The American, fancied by many to take gold in both the women’s downhill and super-combined events, has not skied at all since damaging her shin during a training run in Austria last week, and is also nursing a hand injury.
“I’m coming into these Olympics a lot more unsure than I was a few weeks ago,” the 25-year-old said.
“I at least want people to know what’s going on and if I don’t perform well, why that is. But I can guarantee you that I’m going to do everything I can to be as ready as I can with this injury and still try to ski well.”
Vonn is due to take part in her first official training run at Whistler today ahead of tomorrow’s opening ceremony before the women’s programme kicks off with the super-combi on Sunday.

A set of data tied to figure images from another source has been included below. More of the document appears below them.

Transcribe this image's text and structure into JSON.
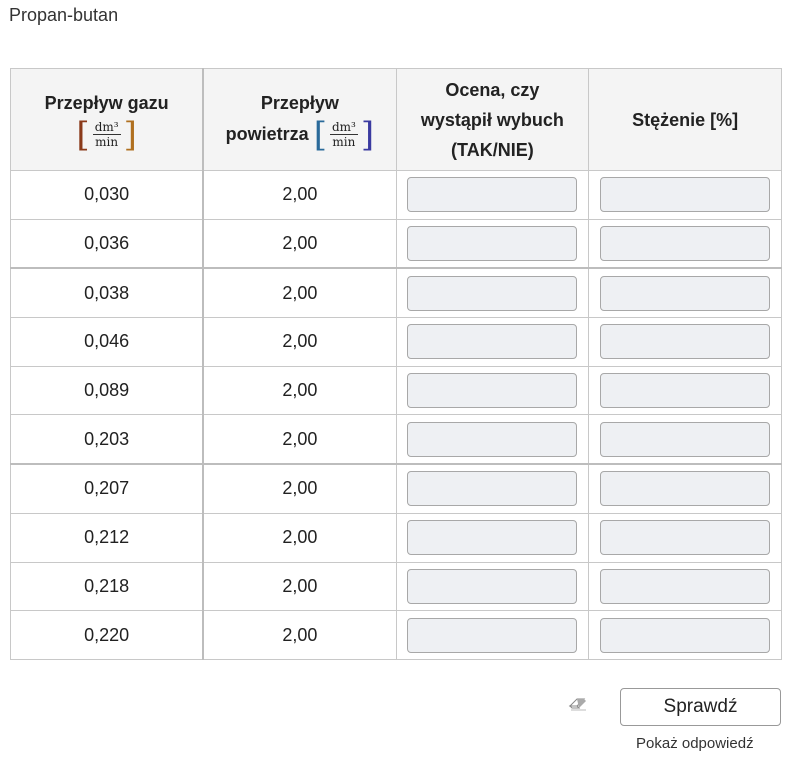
{
  "title": "Propan-butan",
  "headers": {
    "gas_flow": "Przepływ gazu",
    "air_flow_1": "Przepływ",
    "air_flow_2": "powietrza",
    "unit_num": "dm³",
    "unit_den": "min",
    "assessment_1": "Ocena, czy",
    "assessment_2": "wystąpił wybuch",
    "assessment_3": "(TAK/NIE)",
    "concentration": "Stężenie [%]"
  },
  "rows": [
    {
      "gas": "0,030",
      "air": "2,00"
    },
    {
      "gas": "0,036",
      "air": "2,00"
    },
    {
      "gas": "0,038",
      "air": "2,00"
    },
    {
      "gas": "0,046",
      "air": "2,00"
    },
    {
      "gas": "0,089",
      "air": "2,00"
    },
    {
      "gas": "0,203",
      "air": "2,00"
    },
    {
      "gas": "0,207",
      "air": "2,00"
    },
    {
      "gas": "0,212",
      "air": "2,00"
    },
    {
      "gas": "0,218",
      "air": "2,00"
    },
    {
      "gas": "0,220",
      "air": "2,00"
    }
  ],
  "check_label": "Sprawdź",
  "show_answer": "Pokaż odpowiedź",
  "icons": {
    "clear": "eraser-icon"
  }
}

Meanwhile, sports minister Gerry Sutcliffe has welcomed the stringent drug testing of every British athlete ahead of this year’s Winter Games.
UK Anti-Doping (Ukad) has announced it will test each Team GB athlete before the start of the Vancouver event tomorrow.
Sutcliffe said: “We want to lead the world in anti-doping. We have the team and infrastructure to make that happen. Athletes and fans must be confident that sport is clean and that everything is being done to catch drug cheats.”
Ukad chairman David Kenworthy added: “Our work with athletes leading into both the Winter Olympics and Paralympics is evidence that we have hit the ground running.
“We look forward to playing a lead role in protecting the right of athletes to compete in doping-free sport.”
Of the 1,500 tests conducted in the Turin Games of 2006, two were found to be positive.